In 2023 UCE exams, Kinaawa High School registered 99 first grades.

== Activities ==
Kinaawa High School - Kawempe Campus supports and empowers individual talents through;

- Music, Dance & Drama
- Sports
Football

Volleyball

Badminton

Kinaawa high clinched a bronze medal in the FEASSA Games 2023 organized in Huye, Rwanda after a 1-2-3 finish for Uganda in the Boys . In the 2023 City Badminton Challenge Cup, Kinaawa High produced a 17 year old Katungulu Alamandan as one of the 19 players that took part in the U19 category. Who was sported by the Head teacher after the 2019 edition from Mbale into coach Frank Muwuluzi's team captained by Mbowa Najib. Kinaawa was one of the schools that fielded 10 players under different categories.

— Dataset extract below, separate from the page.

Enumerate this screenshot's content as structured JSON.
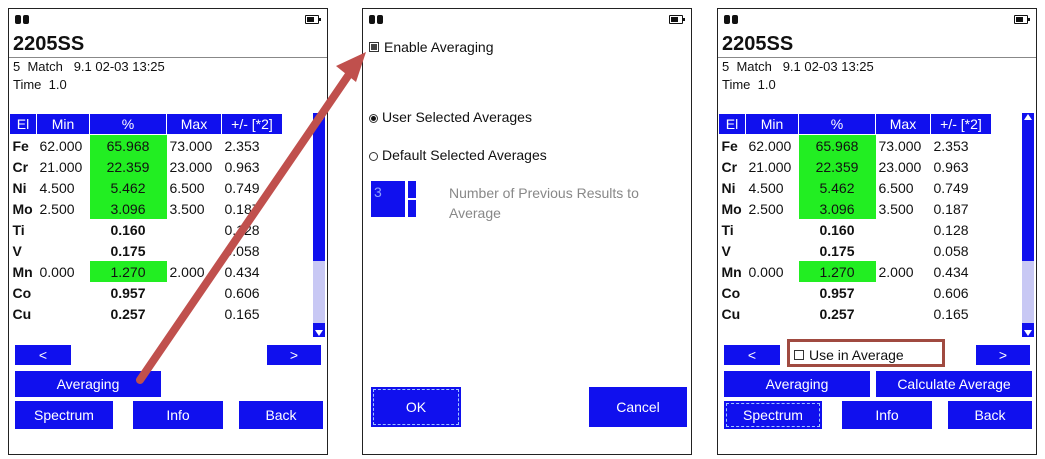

While at the schools league 2024, Kinawa dominated the boys’ category of the Uganda Badminton Schools League, winning all four matches played and securing a decisive 12 points. The two boys from Mbale including Katungulu Alamandan and Kadoli Fredrick had good games in the competition with other signings in the structures like Mabuya Abdul Razak and Mutesasira Fredrick. Kinaawa won the league title and they secured second place in the 2023 National Schools Challenge and a third place in the 2023 East Africa Schools Challenge. Kinaawa were finalists of the USSSA National Badminton for boys, 2026 in Mukono beating Seroma Christian High School 3-2 on semi finals. On finals, the faced Kibuli Secondary School. During the UMEA Solidarity Games of 2026, hosted at Nkoma Secondary school in Mbale City, they were beaten by Kibuli Secondary School again in the girls category.

Basketball

Netball
- Fitness
  1. Karate
  2. judo

So long Kinaawa has been featuring in olympic Games and the last was in 2022 at Mbogo High. The school playgrounds for sports are being used by more than 10 schools in the neighborhood.